The Rest Of The Work/Life Conversation That The New York Times Article Started

The Rest Of The Work/Life Conversation That The New York Times Article Started

There are two sides to every conversation about building a rewarding life: the theory and the practice, the upstairs and the downstairs, the extraordinary and the typical, the few and the many.

We’ve heard a lot lately from the theoretical, upstairs, extraordinary few. Sheryl Sandberg’s “Lean In” is an instruction manual on how to become one of those, written by someone who is. Anne-Marie Slaughter’s “Why Women Still Can’t Have It All” is a lament that even when you are one of those, life is still complicated.

But what about the practical logistics of the many typical folk who live downstairs?

That’s who Catherine Rampell addressed in her article on the front page of the New York Times yesterday titled “Coveting Not a Corner Office, but Time at Home.” In the first of a series the Times is calling “The Balancing Act” Rampell profiles the life of one Every Mother.

Or, at least, that is her intent. Sara Uttech is raising three children in Fall River, Wis., where “her job running member communications for an agricultural association helps put her family near the middle of the nation’s income curve,” Rampell writes. “She doesn’t have access to nannies, in-office nurseries, personal assistants or drivers, so she has had to be resourceful to financially support her family while still doing everything that is important to her as a parent.”

Amid all the talk of what women need to do to get ahead -- all the books, and articles and morning show chatter -- Uttech is here to declare that she doesn’t necessarily want to. “She finds climbing a career ladder less of a concern than finding a position that offers paid sick leave, flexible scheduling, or even the opportunity to work fewer hours,” Rampell explains, and then concludes: “Ms. Uttech wants a rewarding career, but more than that she wants a flexible one.”

More accurately, I would argue, for Uttech “a rewarding career” IS “a flexible one.” Which is a very useful definition. The other measures of reward -- power, wealth -- have increasingly been found wanting, as workers realize that to chase these means essentially sacrificing everything else. Uttrech’s lines in the sand -- her request (granted) to work from home on Fridays; her resolution to never miss a child’s ball game (achieved, so far) even as her children log six or so a week -- reflect her recognition that there is just so much she can handle at this moment in her life.

But that last clause is the key. At this moment in her life. Because it’s too simple to conclude that some workers desire flexibility above all, and are forever willing to trade some ambition and prestige in exchange. More accurately, they are willing to make that trade for the moment. That is another duality of the work/life conversation: now vs. not now.

Since the start of the industrial revolution, the arc of a white collar working life has been assumed to be as follows: ramp up in your 20s, go full throttle in your 30s, aim to be senior and in charge in your 40s and 50s, turn over the reins to the next generation in your 60s. But the most intense years of parenting overlap exactly with the most intense of those working years, and as women have entered the workforce in number equal to men the old equation has been shown to be flawed.
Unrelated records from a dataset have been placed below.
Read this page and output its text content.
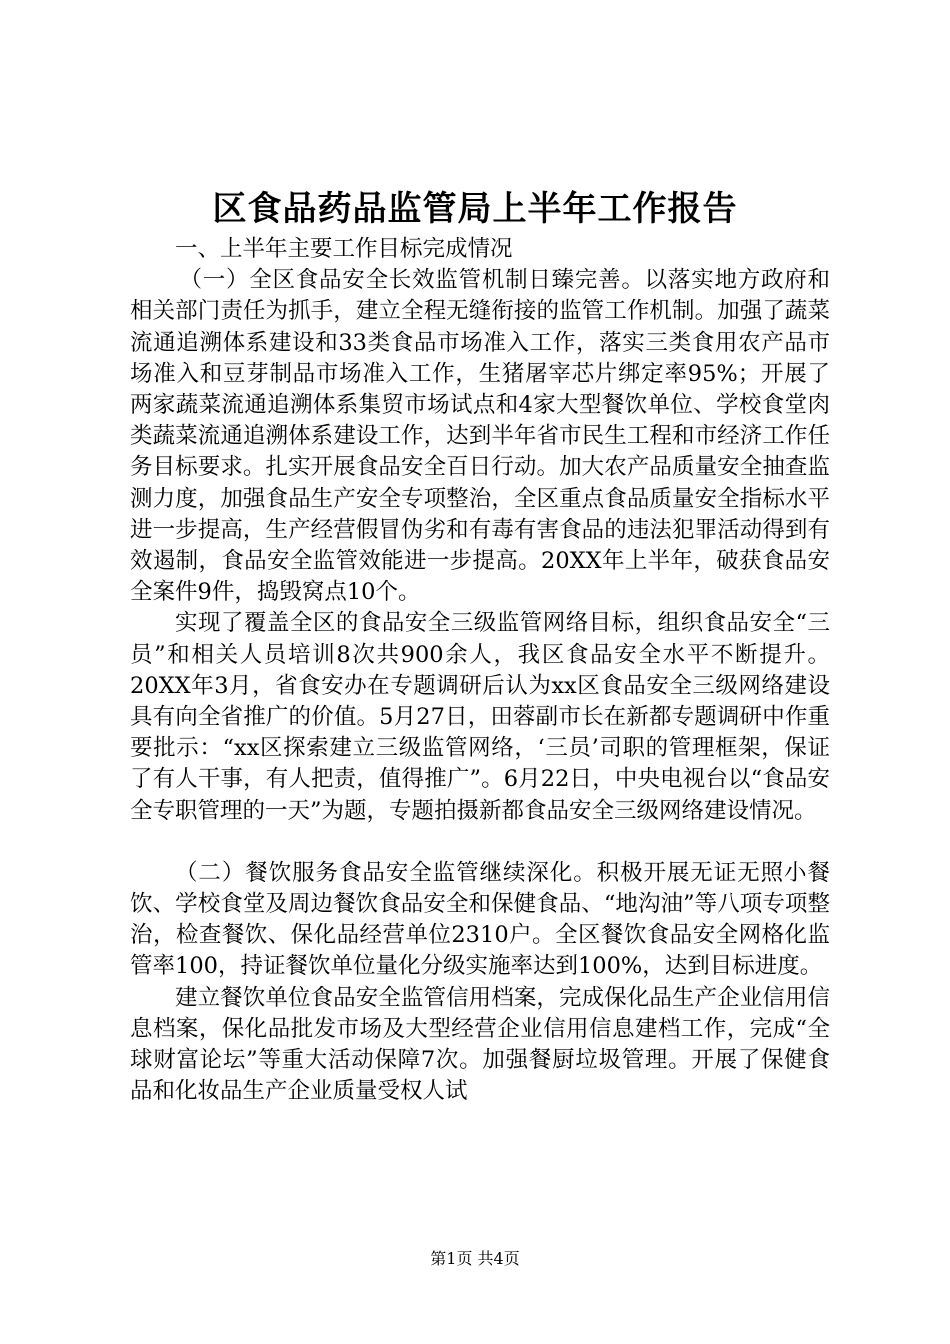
区食品药品监管局上半年工作报告

一、上半年主要工作目标完成情况

（一）全区食品安全长效监管机制日臻完善。以落实地方政府和相关部门责任为抓手，建立全程无缝衔接的监管工作机制。加强了蔬菜流通追溯体系建设和33类食品市场准入工作，落实三类食用农产品市场准入和豆芽制品市场准入工作，生猪屠宰芯片绑定率95%；开展了两家蔬菜流通追溯体系集贸市场试点和4家大型餐饮单位、学校食堂肉类蔬菜流通追溯体系建设工作，达到半年省市民生工程和市经济工作任务目标要求。扎实开展食品安全百日行动。加大农产品质量安全抽查监测力度，加强食品生产安全专项整治，全区重点食品质量安全指标水平进一步提高，生产经营假冒伪劣和有毒有害食品的违法犯罪活动得到有效遏制，食品安全监管效能进一步提高。20XX年上半年，破获食品安全案件9件，捣毁窝点10个。

实现了覆盖全区的食品安全三级监管网络目标，组织食品安全“三员”和相关人员培训8次共900余人，我区食品安全水平不断提升。20XX年3月，省食安办在专题调研后认为xx区食品安全三级网络建设具有向全省推广的价值。5月27日，田蓉副市长在新都专题调研中作重要批示：“xx区探索建立三级监管网络，‘三员’司职的管理框架，保证了有人干事，有人把责，值得推广”。6月22日，中央电视台以“食品安全专职管理的一天”为题，专题拍摄新都食品安全三级网络建设情况。

（二）餐饮服务食品安全监管继续深化。积极开展无证无照小餐饮、学校食堂及周边餐饮食品安全和保健食品、“地沟油”等八项专项整治，检查餐饮、保化品经营单位2310户。全区餐饮食品安全网格化监管率100，持证餐饮单位量化分级实施率达到100%，达到目标进度。

建立餐饮单位食品安全监管信用档案，完成保化品生产企业信用信息档案，保化品批发市场及大型经营企业信用信息建档工作，完成“全球财富论坛”等重大活动保障7次。加强餐厨垃圾管理。开展了保健食品和化妆品生产企业质量受权人试

第1页 共4页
Far more logical, emerging thinking goes, is to look at a career as a series of steps forward and back, up the lattice and down, leaning in and leaning back.

It is in the interest of the workplace to allow Uttech her work-from-home-Fridays along with the flexibility to leave early when her children have a game. (A schedule which Rampell makes clear is far from the norm and one most American workers would envy.) I’m hoping her husband has the same options, too. Not only do studies show that flexibility increases employee productivity, morale, retention and health, but also because it grooms Uttech to step up as her life circumstances allow. Already, Rampell writes, Uttech is “raising her hand” more often as her children get older; last year she made four trips for trade shows and conferences.

And it is in the interest of us all to remember that while the work/life question is a duality -- the many and the few, the extraordinary and the typical -- it should never be seen as a null set, an either/or. One does not opt-out OR in, lean in OR back, work OR not, choose family OR career. Like Uttech we scramble and see-saw, improvising from day to day and year to year.

The real headline for Rampell's story? "Coveting Not a Corner Office, but Time at Home. For Now.”

And the next step? To design a workplace that allows all working parents that same choice.